We are excited that our BBSRC grant on the functional organisation of the avian retina has been funded! Watch this space!


Best talk award at NeNa Conference

Congratulations to George Kafetzis for winning this year’s best talk award at NeNa conference

The award recorgnises George’s ventures into trying to understand the retinal basis of vision in sharks!

For a little flavour, see a recent conference poster of his below

Paper on Bird Retina out @Nature Comms

We are excited to see our new work on avian retina out in Nature Communications.

Seifert M§, Roberts PA, Kafetzis G, Osorio D§, Baden T§. Birds multiplex spectral and temporal visual information via retinal On- and Off-channels. Nature Communications. 14, 5308 (2023). direct link. (bioRxiv version). pdf.

We find that birds use a fundamentally different strategy compared to mammals to communicate from the eye to the brain

Rather than neatly segregating information into neat and functionally opposite streams (On and Off, fast and sloww, greyscale and colour), most bird RGCs bunch the whole lot into single axons to “multiplex” the information.
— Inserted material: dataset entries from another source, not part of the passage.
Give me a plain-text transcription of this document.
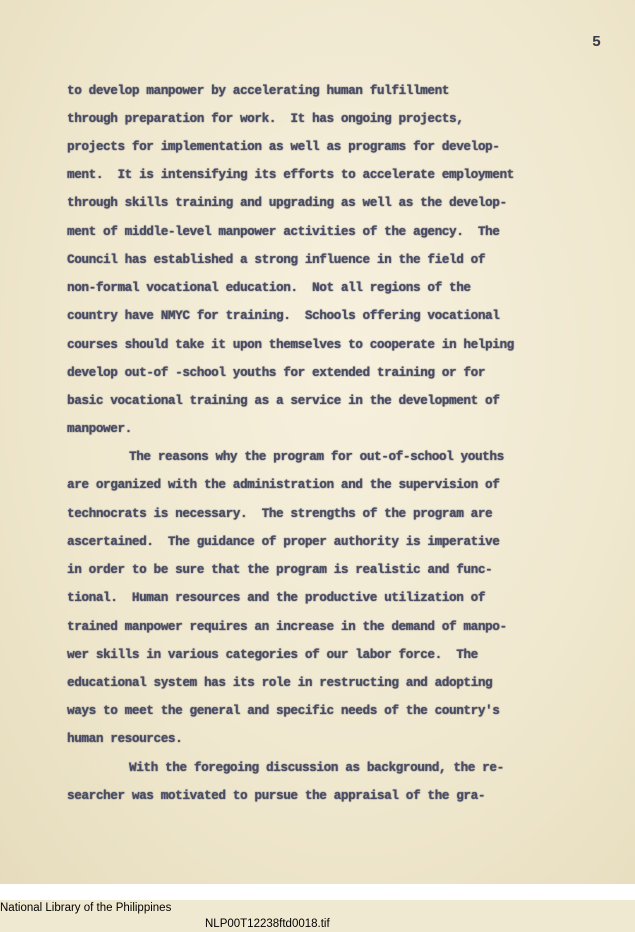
5
to develop manpower by accelerating human fulfillment
through preparation for work.  It has ongoing projects,
projects for implementation as well as programs for develop-
ment.  It is intensifying its efforts to accelerate employment
through skills training and upgrading as well as the develop-
ment of middle-level manpower activities of the agency.  The
Council has established a strong influence in the field of
non-formal vocational education.  Not all regions of the
country have NMYC for training.  Schools offering vocational
courses should take it upon themselves to cooperate in helping
develop out-of -school youths for extended training or for
basic vocational training as a service in the development of
manpower.
The reasons why the program for out-of-school youths
are organized with the administration and the supervision of
technocrats is necessary.  The strengths of the program are
ascertained.  The guidance of proper authority is imperative
in order to be sure that the program is realistic and func-
tional.  Human resources and the productive utilization of
trained manpower requires an increase in the demand of manpo-
wer skills in various categories of our labor force.  The
educational system has its role in restructing and adopting
ways to meet the general and specific needs of the country's
human resources.
With the foregoing discussion as background, the re-
searcher was motivated to pursue the appraisal of the gra-

National Library of the Philippines

NLP00T12238ftd0018.tif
This is energy expensive when considering spikes (mammals are great at saving energy here), but it is bandwidth efficient when considering limits on the optic nerve

We furhter posit that the bird strategy is the “original” one, shared with fish, reptiles and amphibians. The mammal strategy is probably derived, enabled by a radical simplification and reorganisation of circuits following the loss of 2 of the 4 original cones during the age of the dinosaurs


Congratulations Dr. Tessa!

We are most delighted that Dr Tessa Herzog has just passed her viva! 

For her PhD, which was done in collaboration with Leon Lagnado, Tessa looked at how cone-photoreceptors in the live zebrafish eye encode visual stimuli at the level of glutamate release. Poster teaser below – watch this space for papers! 

Thank you also to Rob Hindges and Sylvia Schroeder for serving as examiners!